GERECHTSHOF ARNHEM-LEEUWARDEN

locatie Arnhem
afdeling civiel recht, handel
zaaknummer gerechtshof 200.220.588/01
(zaaknummer rechtbank Overijssel, team kanton en handelsrecht, zittingsplaats Almelo: 4826521\CV EXPL 16-826)
arrest van 29 januari 2019
in de zaak van
[Appellant],
wonende te [Woonplaats] ,
appellant,
in eerste aanleg: eiser in conventie, verweerder in reconventie,
hierna: [Appellant] ,
advocaat: mr. J.R. Holterman te Alkmaar,
tegen:
[Geïntimeerde],
wonende te [Woonplaats] ,
geïntimeerde,
in eerste aanleg: gedaagde in conventie, eiseres in reconventie,
hierna: [Geïntimeerde] ,
advocaat: mr. D.P. Kant te Goor.

1.Het geding in eerste aanleg

Voor het geding in eerste aanleg verwijst het hof naar de inhoud van het in dit hoger beroep bestreden vonnis van 24 januari 2017 dat de kantonrechter te Almelo (rechtbank Overijssel, team kanton en handelsrecht, locatie Almelo) heeft gewezen.

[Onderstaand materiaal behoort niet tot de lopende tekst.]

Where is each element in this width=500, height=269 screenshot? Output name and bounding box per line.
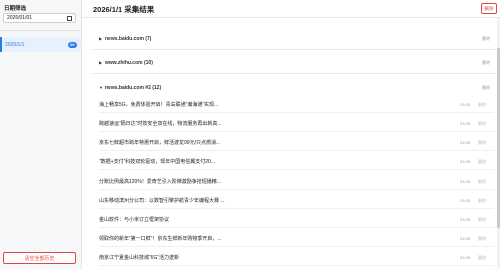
- date-filter-label: 日期筛选: [4, 6, 27, 12]
- list-item-delete-button[interactable]: 删除: [478, 198, 486, 204]
- divider: [91, 73, 497, 74]
- list-item-delete-button[interactable]: 删除: [478, 102, 486, 108]
- date-list-item-label: 2026/1/1: [5, 41, 25, 48]
- group-delete-button[interactable]: 删除: [482, 85, 490, 91]
- list-item-delete-button[interactable]: 删除: [478, 255, 486, 261]
- group-header[interactable]: ▼ news.baidu.com #2 (12) 删除: [83, 80, 500, 95]
- calendar-icon[interactable]: [67, 15, 72, 21]
- sidebar: 日期筛选 2026/01/01 2026/1/1 29 清空全部历史: [0, 0, 82, 269]
- group-title: news.baidu.com #2 (12): [105, 84, 162, 91]
- list-item-title[interactable]: 跨越速运“隔日达”时效安全双在线，物流服务再出新高...: [99, 120, 222, 127]
- list-item-title[interactable]: 南京江宁夏金山科技城“6G”活力迸新: [99, 254, 179, 261]
- group-header[interactable]: ▶ news.baidu.com (7) 删除: [83, 31, 500, 46]
- list-item-time: 21:05: [459, 236, 470, 241]
- list-item-delete-button[interactable]: 删除: [478, 217, 486, 223]
- list-item[interactable]: 南京江宁夏金山科技城“6G”活力迸新 21:05 删除: [99, 250, 494, 266]
- list-item-title[interactable]: “数据+支付”科技双轮驱动，现年中国电信翼支付20...: [99, 158, 215, 165]
- expanded-triangle-icon[interactable]: ▼: [99, 85, 103, 90]
- group-delete-button[interactable]: 删除: [482, 60, 490, 66]
- list-item[interactable]: 山东移动滨州分公司：以数智引擎护航青少年编程大赛 ... 21:05 删除: [99, 193, 494, 209]
- list-item-time: 21:05: [459, 121, 470, 126]
- divider: [91, 49, 497, 50]
- page-title: 2026/1/1 采集结果: [93, 5, 155, 14]
- list-item[interactable]: “数据+支付”科技双轮驱动，现年中国电信翼支付20... 21:05 删除: [99, 154, 494, 170]
- list-item[interactable]: 领取你的新年“第一口鲜”！京东生鲜新年购物季开启，... 21:05 删除: [99, 231, 494, 247]
- collapsed-triangle-icon[interactable]: ▶: [99, 36, 102, 41]
- list-item[interactable]: 京东七鲜超市跨年特惠开启，鲜活波龙99元/只点燃消... 21:05 删除: [99, 135, 494, 151]
- list-item-time: 21:05: [459, 255, 470, 260]
- list-item-time: 21:05: [459, 198, 470, 203]
- main-panel: 2026/1/1 采集结果 删除 ▶ news.baidu.com (7) 删除…: [83, 0, 500, 269]
- list-item-title[interactable]: 京东七鲜超市跨年特惠开启，鲜活波龙99元/只点燃消...: [99, 139, 220, 146]
- collapsed-triangle-icon[interactable]: ▶: [99, 60, 102, 65]
- clear-history-button[interactable]: 清空全部历史: [3, 252, 76, 264]
- list-item-delete-button[interactable]: 删除: [478, 179, 486, 185]
- list-item-title[interactable]: 分账比例最高120%！爱奇艺引入阶梯激励争抢短播精...: [99, 178, 221, 185]
- list-item-title[interactable]: 海上畅享5G，免费体验开启！青岛联通“瀚海通”实现...: [99, 101, 218, 108]
- date-input-value: 2026/01/01: [7, 15, 33, 21]
- list-item[interactable]: 金山软件：与小米订立框架协议 21:05 删除: [99, 212, 494, 228]
- group-title: news.baidu.com (7): [105, 35, 152, 42]
- list-item[interactable]: 跨越速运“隔日达”时效安全双在线，物流服务再出新高... 21:05 删除: [99, 116, 494, 132]
- list-item-time: 21:05: [459, 140, 470, 145]
- list-item[interactable]: 海上畅享5G，免费体验开启！青岛联通“瀚海通”实现... 21:05 删除: [99, 97, 494, 113]
- list-item-title[interactable]: 金山软件：与小米订立框架协议: [99, 216, 169, 223]
- main-header: 2026/1/1 采集结果 删除: [83, 0, 500, 18]
- date-count-badge: 29: [67, 41, 77, 48]
- list-item-time: 21:05: [459, 217, 470, 222]
- list-item-title[interactable]: 领取你的新年“第一口鲜”！京东生鲜新年购物季开启，...: [99, 235, 222, 242]
- delete-date-button[interactable]: 删除: [481, 3, 497, 14]
- list-item-time: 21:05: [459, 179, 470, 184]
- group-header[interactable]: ▶ www.zhihu.com (10) 删除: [83, 55, 500, 70]
- group-title: www.zhihu.com (10): [105, 59, 153, 66]
- list-item-delete-button[interactable]: 删除: [478, 159, 486, 165]
- list-item-time: 21:05: [459, 102, 470, 107]
- list-item-delete-button[interactable]: 删除: [478, 121, 486, 127]
- date-list-item[interactable]: 2026/1/1 29: [0, 37, 81, 52]
- group-delete-button[interactable]: 删除: [482, 36, 490, 42]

2.Het geding in hoger beroep

2.1
Het verloop van de procedure blijkt uit:
- de dagvaarding in hoger beroep van 21 april 2017,
- de memorie van grieven met producties,
- de memorie van antwoord.
2.2
Vervolgens zijn de stukken voor het wijzen van arrest aan het hof overgelegd en heeft het hof arrest bepaald.

3.De vaststaande feiten

3.1
In de rechtsoverwegingen 2.2 tot en met 2.17 van het bestreden vonnis heeft de kantonrechter vastgesteld van welke feiten in dit geding wordt uitgegaan. Voor zover daartegen geen grieven zijn gericht, vormen die feiten ook voor het hof het uitgangspunt. Het gaat in dit geding om het volgende.
3.1.1.
Met ingang van 1 september 2013 is [Appellant] van [Geïntimeerde] gaan huren de bedrijfsruimte in de zin van artikel 7:290 BW aan de [Adres 0A en 0B] te [Woonplaats] , voor de bepaalde tijd van vijf jaar en met een jaarlijkse huurprijs van € 18.000,- (productie 1 bij inleidende dagvaarding).
Op de huurovereenkomst zijn de als productie 2 bij inleidende dagvaarding in het geding gebrachte Algemene Bepalingen Huurovereenkomst Winkelruimte van toepassing (hierna: algemene bepalingen). Artikel 25.3 daarvan bevat een boetebeding, inhoudende dat huurder ( [Appellant] ) aan verhuurder ( [Geïntimeerde] ) een direct opeisbare boete verschuldigd is van 1% van het verschuldigde per kalendermaand, met een minimum van € 300,- per maand, telkens indien een uit hoofde van de huurovereenkomst door de huurder verschuldigd bedrag niet prompt op de vervaldag is voldaan.
3.1.2.
Bij vonnis van 8 mei 2014 (zaaknummer 2979781/VV EXPL 14-113, productie 5 bij inleidende dagvaarding) heeft de kantonrechter te Haarlem, rechtsprekende als voorzieningenrechter, [Appellant] veroordeeld tot betaling aan [Geïntimeerde] van € 7.500,- ter zake van huurachterstand.
3.1.3.
Bij vonnis van 26 november 2014 (zaaknummer 3541640/VV EXPL 14-304, productie 6 bij inleidende dagvaarding) heeft de kantonrechter te Haarlem, rechtsprekende als voorzieningenrechter, [Appellant] veroordeeld tot betaling aan [Geïntimeerde] van € 6.000,- ter zake van huurachterstand en tot ontruiming van het gehuurde binnen twee dagen na betekening van dat vonnis.
3.1.4.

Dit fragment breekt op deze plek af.